By the end of the day we’d probably covered a bit over 100 kilometres, maybe. I wasn’t paying too much attention to those kinds of details. But by the end of the day we were definitely into the Simpson proper. It also happened to be the auspicious occasion of my 18th birthday. Now, there’s a bit of a tradition down at the Appy School whereby the celebration of a birthday was usually accompanied by the person being celebrated getting thrown into the nearest body of water.

“Ha!” I thought to myself. “We’re in the middle of a desert. There’ll be no non-consensual swim for me this evening.”

And so it was that on this first night we pulled up next to a desert spring.

“No worries.” Thought I. “That water has been baking in the desert sun all day. It’ll be nice and warm.”

So I didn’t struggle too much as the lads took a limb each and carried me down to the water. I wasn’t concerned when they started swinging me, building up sufficient momentum to ensure I was thrown far enough to ensure a thorough dunking. Nor was I concerned as I followed a graceful arc on my way to middle of the spring.

And then I hit the water.

Holy snapping duck shit! Spears of freezing cold icicles stabbed into my soft unprepared flesh as a couple of lumps suddenly appeared in my throat due to my gentlemen’s berries retracting with the speed of light to escape the Antarctic conditions which now surrounded them. The water was as cold as a mother in law’s kiss and while I plummeted to near hypothermic temperature all that the pack of dingoes responsible for my suffering could do was laugh.

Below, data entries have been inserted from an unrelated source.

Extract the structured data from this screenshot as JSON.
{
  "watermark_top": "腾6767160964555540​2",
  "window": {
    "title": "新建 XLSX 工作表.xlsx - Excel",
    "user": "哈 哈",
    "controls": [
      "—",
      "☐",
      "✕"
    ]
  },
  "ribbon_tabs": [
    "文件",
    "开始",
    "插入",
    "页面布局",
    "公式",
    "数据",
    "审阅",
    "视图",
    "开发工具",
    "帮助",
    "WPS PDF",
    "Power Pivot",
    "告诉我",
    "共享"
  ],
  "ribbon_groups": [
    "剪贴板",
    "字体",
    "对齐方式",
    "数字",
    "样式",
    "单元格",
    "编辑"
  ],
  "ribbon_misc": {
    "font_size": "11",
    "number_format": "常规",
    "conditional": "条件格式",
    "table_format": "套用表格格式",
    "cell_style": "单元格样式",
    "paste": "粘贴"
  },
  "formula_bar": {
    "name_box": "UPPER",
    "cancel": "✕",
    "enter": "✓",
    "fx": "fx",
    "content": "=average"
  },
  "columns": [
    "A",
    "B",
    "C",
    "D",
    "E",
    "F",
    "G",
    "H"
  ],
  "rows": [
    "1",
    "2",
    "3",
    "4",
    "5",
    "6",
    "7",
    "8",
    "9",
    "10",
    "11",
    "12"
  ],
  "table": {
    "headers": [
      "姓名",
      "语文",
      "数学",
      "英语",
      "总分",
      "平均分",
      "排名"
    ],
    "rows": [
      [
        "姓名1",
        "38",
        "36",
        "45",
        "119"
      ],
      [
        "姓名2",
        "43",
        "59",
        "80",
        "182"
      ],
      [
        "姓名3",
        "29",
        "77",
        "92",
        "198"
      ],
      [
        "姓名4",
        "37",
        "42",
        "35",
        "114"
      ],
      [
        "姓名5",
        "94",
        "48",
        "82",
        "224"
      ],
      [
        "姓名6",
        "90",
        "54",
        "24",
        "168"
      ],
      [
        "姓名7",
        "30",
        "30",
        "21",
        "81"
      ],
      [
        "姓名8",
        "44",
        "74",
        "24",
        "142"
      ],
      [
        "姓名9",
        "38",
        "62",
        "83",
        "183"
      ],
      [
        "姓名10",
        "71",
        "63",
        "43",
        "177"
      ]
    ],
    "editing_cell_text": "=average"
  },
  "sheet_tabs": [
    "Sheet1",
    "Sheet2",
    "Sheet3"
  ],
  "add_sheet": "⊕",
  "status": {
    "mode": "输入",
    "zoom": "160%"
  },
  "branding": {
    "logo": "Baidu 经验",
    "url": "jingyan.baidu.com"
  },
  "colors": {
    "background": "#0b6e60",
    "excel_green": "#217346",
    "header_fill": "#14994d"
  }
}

So afterwards with the sun going down and a cool breeze gently blowing over us we stood around in a convivial circle of mates, with me wearing nothing but a pair of wet shorts and shivering so hard you could hear my bones smacking together. A bottle of Bundy which the pub had donated for the occasion was passed around. When it came to my turn to upend the bottle, the first sensation was one of desperately needed warmth flowing down my throat and into my stomach, and I forgot I was drinking rum. It was only after a good half dozen large mouthfuls that they decided to separate me from the bottle.

Well the events of the rest of that night are best left in the memories of those who were there, but it did involve more celebratory drinks, a passed out birthday boy and at some stage a midnight search for Onk who seemed to have gone missing after heading out for a leak. After searching for god knows how long, we ended up back at the camp and there he was, snuggled into his sleeping bag and snoring his head off. Best Birthday Ever!